Source freshness labels
Data-driven pages show source owner, retrieval timestamp, last-checked timestamp, and a freshness status (current, needs-refresh, incomplete, unavailable). Missing or stale data produces an explicit degraded state, not a fake confident answer.
Nonpartisanship
How nonpartisanship is reviewed.
Tone rules
The site avoids party names, candidate endorsements, ideological framing, and "dunking" tone. Misconceptions are corrected using "common confusion" framing, not confrontational myth-busting. The AI system prompt enforces neutral, source-grounded language.
Supporter and critic arguments
When public record supports both sides, the explanation includes attributable supporter and critic arguments. If sourced arguments are not available for one side, the explanation says so explicitly rather than inventing a false balance.
Corrections
How users can report errors.
Reporting path
Every data-driven page and the explainer surface include a link to the corrections page. Reports capture page URL, error type, description, and optional contact email. The system stores only minimal metadata (boolean flags for presence of description and email) and does not retain raw personal data beyond what is needed for review.
What review looks like
Reports should be reviewed as product trust work. That can mean checking a source link, clarifying wording, tightening how uncertainty is shown, or flagging an AI explanation issue. The current MVP returns a receipt with a request ID; a full public correction ledger is a future-phase goal.
Coverage limits
What data is not covered.
No state legislation beyond Open States
State bill search relies on the Open States API. Coverage depends on scraper availability and state site changes. Some states may lag or have incomplete data. The site does not scrape local government sites at scale.

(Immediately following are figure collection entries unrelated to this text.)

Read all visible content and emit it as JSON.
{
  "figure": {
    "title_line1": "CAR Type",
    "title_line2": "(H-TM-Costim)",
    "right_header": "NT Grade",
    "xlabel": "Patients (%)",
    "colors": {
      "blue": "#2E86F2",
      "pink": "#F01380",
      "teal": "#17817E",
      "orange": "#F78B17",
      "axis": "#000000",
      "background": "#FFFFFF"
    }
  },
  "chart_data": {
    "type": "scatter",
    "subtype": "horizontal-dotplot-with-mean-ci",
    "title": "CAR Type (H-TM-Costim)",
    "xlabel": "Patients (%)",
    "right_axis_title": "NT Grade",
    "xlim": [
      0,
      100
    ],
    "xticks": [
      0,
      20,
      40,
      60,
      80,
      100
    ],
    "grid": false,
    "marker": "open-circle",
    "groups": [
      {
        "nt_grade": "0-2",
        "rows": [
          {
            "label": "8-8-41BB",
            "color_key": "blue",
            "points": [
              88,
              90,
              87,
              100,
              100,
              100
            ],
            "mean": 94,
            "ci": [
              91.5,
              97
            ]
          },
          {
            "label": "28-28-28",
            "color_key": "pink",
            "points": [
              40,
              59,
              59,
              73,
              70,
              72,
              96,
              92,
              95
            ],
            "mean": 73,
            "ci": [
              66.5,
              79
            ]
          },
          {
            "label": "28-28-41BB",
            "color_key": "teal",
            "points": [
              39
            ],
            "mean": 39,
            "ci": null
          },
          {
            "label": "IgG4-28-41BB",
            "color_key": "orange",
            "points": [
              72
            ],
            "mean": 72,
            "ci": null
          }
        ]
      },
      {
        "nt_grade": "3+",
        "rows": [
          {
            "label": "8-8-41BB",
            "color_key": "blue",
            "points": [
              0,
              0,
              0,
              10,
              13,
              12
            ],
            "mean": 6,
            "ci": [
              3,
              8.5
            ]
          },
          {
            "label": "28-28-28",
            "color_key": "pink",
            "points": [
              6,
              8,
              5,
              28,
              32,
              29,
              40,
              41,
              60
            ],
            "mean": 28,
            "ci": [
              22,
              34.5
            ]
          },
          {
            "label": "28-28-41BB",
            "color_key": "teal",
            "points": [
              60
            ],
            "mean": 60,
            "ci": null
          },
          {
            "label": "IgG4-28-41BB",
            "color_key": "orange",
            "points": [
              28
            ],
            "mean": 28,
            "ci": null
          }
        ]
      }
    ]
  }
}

No address-level representative lookup
The MVP does not provide address-to-representative lookup. Location features remain educational and location-light. A future phase may add geocoding with strong privacy minimization, but v1 does not store raw addresses.
No local government data ingestion
The site does not ingest local government agendas, ordinances, budgets, or meeting records. Local government context is educational and link-based only.

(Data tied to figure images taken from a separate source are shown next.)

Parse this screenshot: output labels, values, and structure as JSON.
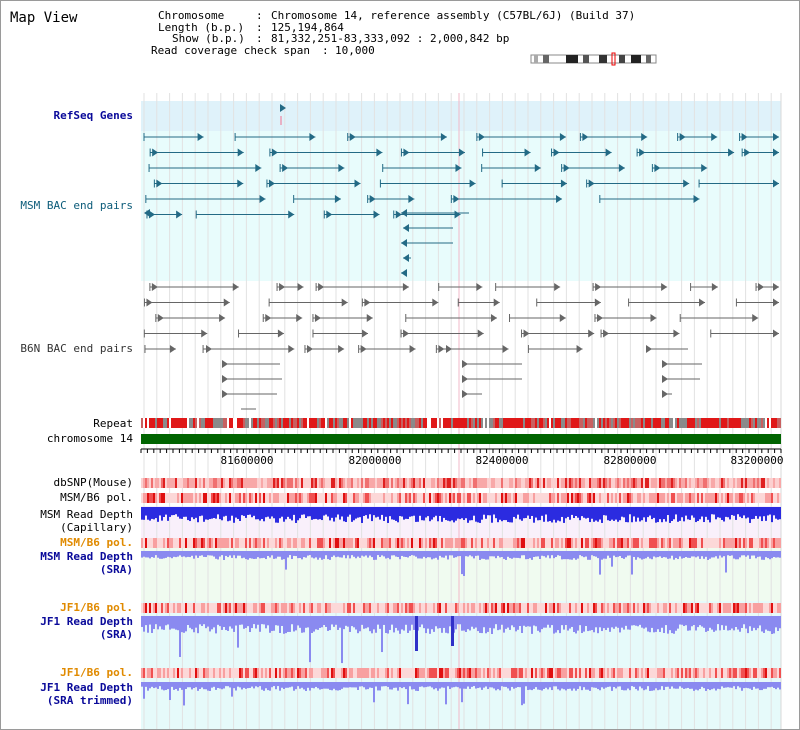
{
  "window": {
    "title": "Map View"
  },
  "header": {
    "chromosome_label": "Chromosome",
    "chromosome_value": "Chromosome 14, reference assembly (C57BL/6J) (Build 37)",
    "length_label": "Length (b.p.)",
    "length_value": "125,194,864",
    "show_label": "Show (b.p.)",
    "show_value": "81,332,251-83,333,092 : 2,000,842 bp",
    "coverage_label": "Read coverage check span",
    "coverage_value": "10,000"
  },
  "tracks": {
    "refseq": "RefSeq Genes",
    "msm_bac": "MSM BAC end pairs",
    "b6n_bac": "B6N BAC end pairs",
    "repeat": "Repeat",
    "chromosome": "chromosome 14",
    "dbsnp": "dbSNP(Mouse)",
    "msm_b6_pol_1": "MSM/B6 pol.",
    "msm_depth_cap_1": "MSM Read Depth",
    "msm_depth_cap_2": "(Capillary)",
    "msm_b6_pol_2": "MSM/B6 pol.",
    "msm_depth_sra_1": "MSM Read Depth",
    "msm_depth_sra_2": "(SRA)",
    "jf1_b6_pol_1": "JF1/B6 pol.",
    "jf1_depth_sra_1": "JF1 Read Depth",
    "jf1_depth_sra_2": "(SRA)",
    "jf1_b6_pol_2": "JF1/B6 pol.",
    "jf1_depth_trim_1": "JF1 Read Depth",
    "jf1_depth_trim_2": "(SRA trimmed)"
  },
  "axis": {
    "ticks": [
      "81600000",
      "82000000",
      "82400000",
      "82800000",
      "83200000"
    ]
  },
  "colors": {
    "refseq_bg": "#dff2fa",
    "msm_bg": "#e8fcfc",
    "feature_teal": "#236a85",
    "feature_gray": "#666666",
    "chromosome_green": "#006400",
    "depth_blue": "#2b2be0",
    "depth_light": "#8a8af0",
    "pol_red": "#e83a3a",
    "orange_label": "#e08a00"
  }
}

No campaign finance data integration
The money-in-politics page is educational and link-based. The site does not ingest FEC, OpenSecrets, or FollowTheMoney data in the MVP. Campaign finance integration requires legal review of contributor data use restrictions.

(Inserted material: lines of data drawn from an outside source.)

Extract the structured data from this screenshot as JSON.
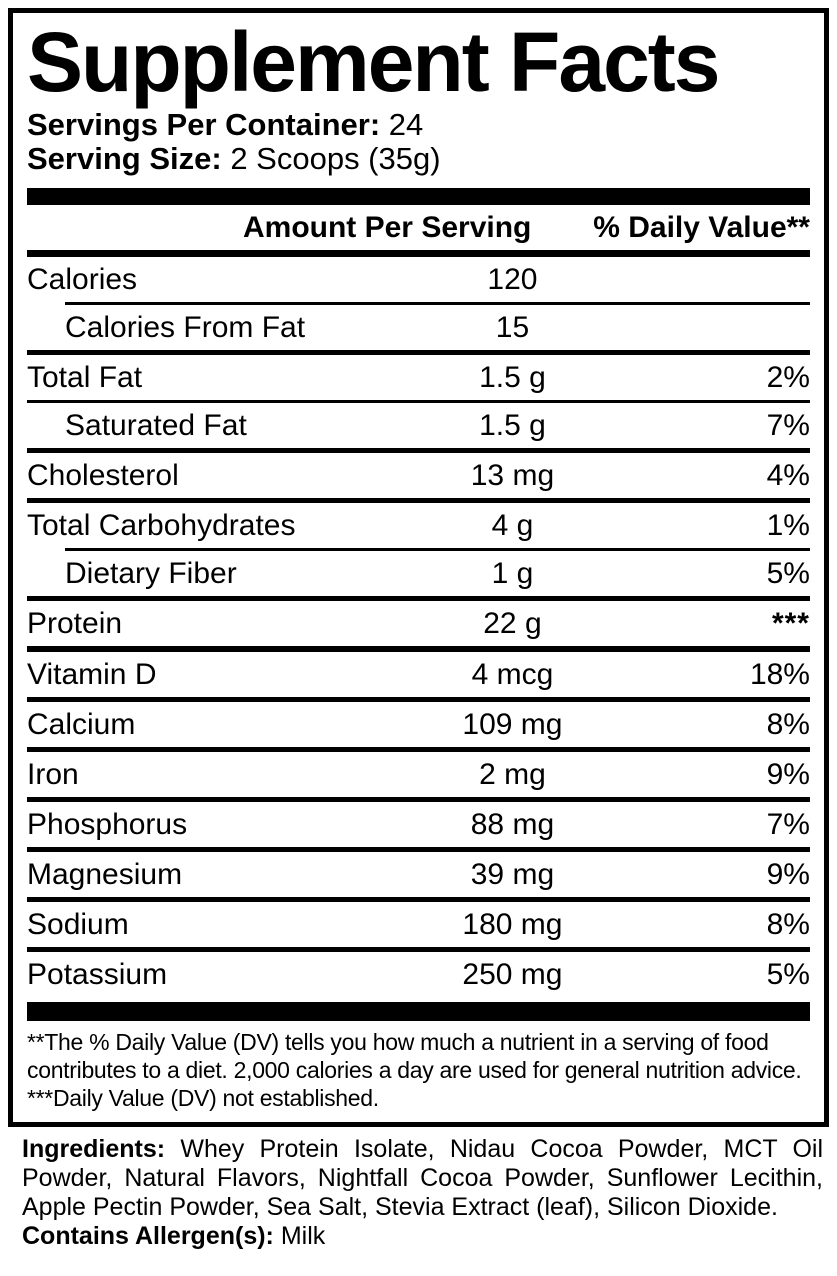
{
  "label": {
    "title": "Supplement Facts",
    "servings_per_container": {
      "label": "Servings Per Container:",
      "value": "24"
    },
    "serving_size": {
      "label": "Serving Size:",
      "value": "2 Scoops (35g)"
    },
    "column_headers": {
      "amount": "Amount Per Serving",
      "daily_value": "% Daily Value**"
    },
    "rows": [
      {
        "label": "Calories",
        "amount": "120",
        "dv": "",
        "indent": false,
        "sep": "indent"
      },
      {
        "label": "Calories From Fat",
        "amount": "15",
        "dv": "",
        "indent": true,
        "sep": "normal"
      },
      {
        "label": "Total Fat",
        "amount": "1.5 g",
        "dv": "2%",
        "indent": false,
        "sep": "light"
      },
      {
        "label": "Saturated Fat",
        "amount": "1.5 g",
        "dv": "7%",
        "indent": true,
        "sep": "normal"
      },
      {
        "label": "Cholesterol",
        "amount": "13 mg",
        "dv": "4%",
        "indent": false,
        "sep": "normal"
      },
      {
        "label": "Total Carbohydrates",
        "amount": "4 g",
        "dv": "1%",
        "indent": false,
        "sep": "indent"
      },
      {
        "label": "Dietary Fiber",
        "amount": "1 g",
        "dv": "5%",
        "indent": true,
        "sep": "normal"
      },
      {
        "label": "Protein",
        "amount": "22 g",
        "dv": "***",
        "indent": false,
        "sep": "heavy"
      },
      {
        "label": "Vitamin D",
        "amount": "4 mcg",
        "dv": "18%",
        "indent": false,
        "sep": "normal"
      },
      {
        "label": "Calcium",
        "amount": "109 mg",
        "dv": "8%",
        "indent": false,
        "sep": "normal"
      },
      {
        "label": "Iron",
        "amount": "2 mg",
        "dv": "9%",
        "indent": false,
        "sep": "normal"
      },
      {
        "label": "Phosphorus",
        "amount": "88 mg",
        "dv": "7%",
        "indent": false,
        "sep": "normal"
      },
      {
        "label": "Magnesium",
        "amount": "39 mg",
        "dv": "9%",
        "indent": false,
        "sep": "normal"
      },
      {
        "label": "Sodium",
        "amount": "180 mg",
        "dv": "8%",
        "indent": false,
        "sep": "normal"
      },
      {
        "label": "Potassium",
        "amount": "250 mg",
        "dv": "5%",
        "indent": false,
        "sep": "none"
      }
    ],
    "footnotes": [
      "**The % Daily Value (DV) tells you how much a nutrient in a serving of food contributes to a diet. 2,000 calories a day are used for general nutrition advice.",
      "***Daily Value (DV) not established."
    ]
  },
  "ingredients": {
    "label": "Ingredients:",
    "text": "Whey Protein Isolate, Nidau Cocoa Powder, MCT Oil Powder, Natural Flavors, Nightfall Cocoa Powder, Sunflower Lecithin, Apple Pectin Powder, Sea Salt, Stevia Extract (leaf), Silicon Dioxide."
  },
  "allergen": {
    "label": "Contains Allergen(s):",
    "value": "Milk"
  },
  "colors": {
    "foreground": "#000000",
    "background": "#ffffff"
  }
}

No Federal Register or Treasury Fiscal Data integration
Both are listed as MVP-supporting sources in the product spec, but neither has been integrated into a page or function yet. Federal Register context for bill-to-rulemaking relationships and Treasury fiscal data for debt/revenue education are future integration targets.
No real-time vote or amendment tracking
The site retrieves bill metadata and latest actions from Congress.gov, but it does not provide real-time vote tracking, amendment text, or committee hearing transcripts. Readers should check Congress.gov directly for real-time legislative activity.
Location data
How location data is handled.
Location-light by default
The MVP does not require raw address storage. The "Find My Government" page is educational and directs readers to official election office directories. No geocoding, district lookup, or address collection is implemented in v1.
Future location features
If a future phase adds address-to-district lookup, the site will explain what is sent to external providers, avoid storing raw addresses by default, let users clear location data immediately, and disclose all processing. Location data will never be sold or used for ad targeting.